A report released last week into the working conditions of hundreds of thousands of women cleaning bedrooms and other hotel areas across the world. Published by Oxfam Canada, Tourism’s Dirty Secret examines the daily lives of housekeepers in Toronto, Canada, Punta Cana, Dominican Republic and Phuket, Thailand. It finds that: “The women who make hotel beds and clean hotel toilets labour long hours for meagre pay, face sexual harassment and intimidation, are exposed daily to toxic chemicals and live in fear of arbitrary dismissal.”
The report reveals how, in order to stay competitive, hotels are using fewer hotel housekeepers to do more strenuous work. These housekeepers are paid according to the number of rooms they clean. In Toronto, the average is between 10 and 17 rooms a day. In Phuket and Punta Cana, the average is higher still, with one housekeeper reporting that she cleans between 16 and 20 rooms daily and has to refresh an additional 90 rooms in the evening.
The pace and nature of the work is exhausting, with both the physical exertion and constant exposure to potentially toxic cleaning chemicals putting women’s health at risk. According to David Sanders, Organizing Director for Unite in Toronto, “The injury rate for room attendants in North America’s hotel industry is bigger than that in the meatpacking industry.” Meanwhile research in Sweden earlier this year found that out of 50 groups of female workers, hotel housekeepers are at the top of the list as regard injuries affecting the speed of upper arm movement, the greatest amount of bending forward of the back and the greatest strain on the lower arm.
Furthermore, a survey of 500 Chicago housekeepers by the union revealed that 58 per cent of housekeepers had been sexually harassed by guests. Finally, because their daily work is so long, exhausting and poorly remunerated, housekeepers also struggle to find adequate care for their children, a situation exacerbated for the many migrant women working as housekeepers who live far from their family support networks.
So what can be done? According to the report, the city of Seattle now requires hotels to provide panic buttons and post signs in hotel rooms denouncing harassment and informing guests of the buttons. Likewise this month, Chicago City Council passed the so-called “Hands Off, Pants On” Ordinance requiring Chicago hotel employers to provide all housekeepers and restroom workers who work alone with mobile notification devices or “panic buttons”. These summon hotel security or management to the employee’s location when he or she “reasonably believes that an ongoing crime, sexual harassment, sexual assault or other emergency is occurring in the employee’s presence.” Earlier this month in the UK, following the Global Hotel Housekeepers Week campaign (October 9 to 14), WGC, a UK supplier of hospitality and housekeeping services, said it would end zero hours contracts from November 1.

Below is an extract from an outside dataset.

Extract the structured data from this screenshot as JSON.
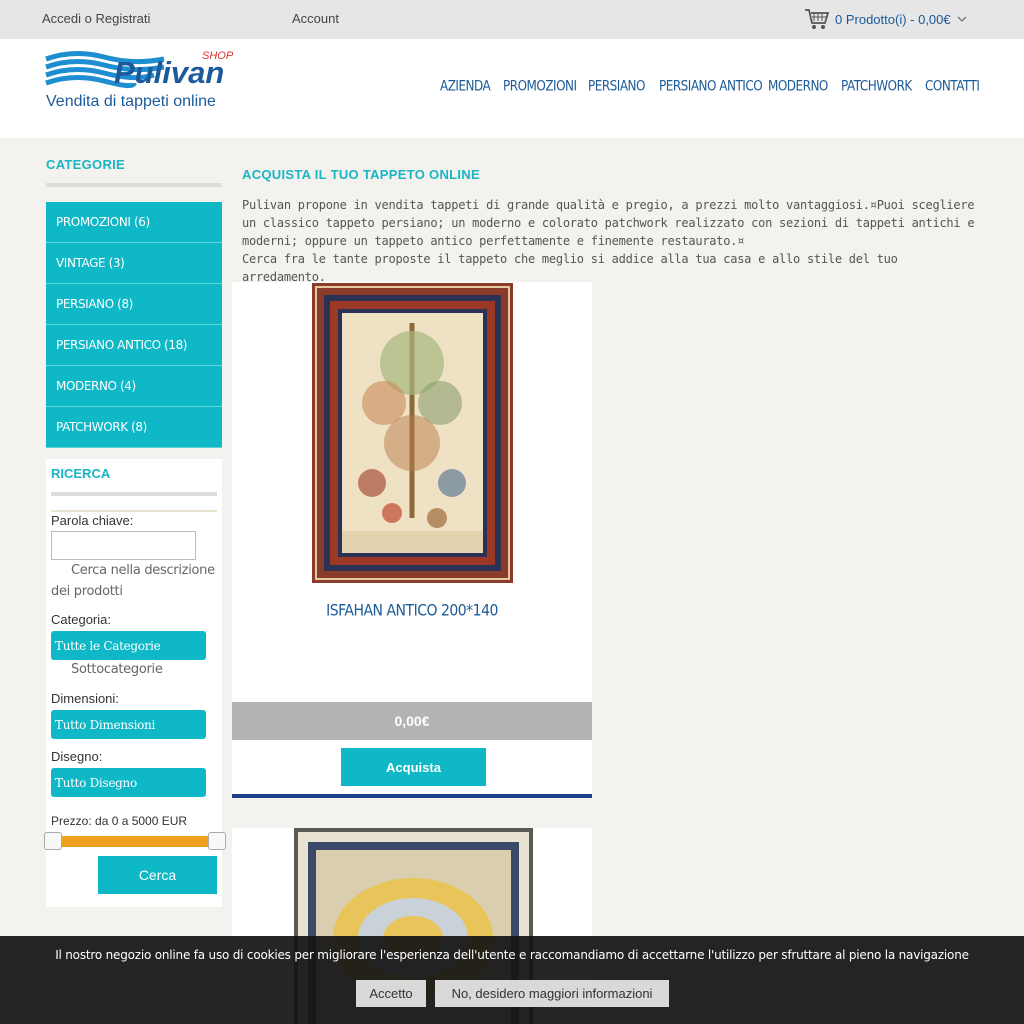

Oxfam is now publishing an online FairHotel Guide and app of socially responsible hotels, and a list of those currently on its boycott list. As well as the US FairHotels site, there are similar sites for hotels in Ireland, Slovenia, Sweden, Norway, Denmark and Croatia. There is also an Oxfam campaign site at shortchanged.ca where people can sign up to express their support and keep the issue in the public eye. The growth in such moves to raise awareness – echoing the current focus on challenging sexual harassment at work – suggest that ever increasing transparency can, and must, shine an unwanted spotlight on those companies that continue profit while putting women’s welfare and safety at risk.
A couple of weeks ago the International Tourism Partnership announced the launch of its Vision 2030 goals, whereby its members, representing many of the biggest hotel groups in the world, have committed to focus on four of the UN Sustainable Development Goals. Two of these are particularly relevant to this issue, as they are Human Rights and Youth Employment. According to ITP’s statement on human rights: “Labour rights issues – decent hours, contracts and pay – are global human rights. Where the law is insufficient to protect workers’ rights, the United Nations Guiding Principles put the onus on the business to protect them.”
If the industry needs an SDG to justify fair work for half the world’s population, it can choose between Goal 1 (End Poverty), Goal 3 (Good Health and Wellbeing), Goal 5 (Gender Equality), Goal 8 (Decent Work and Economic Growth), Goal 10 (Reduce Inequalities) or Goal 12 (Responsible Consumption and Production). Because it’s one thing to claim tourism supports 1 in 11 of all jobs worldwide. It’s another to ensure those jobs are actually worth doing.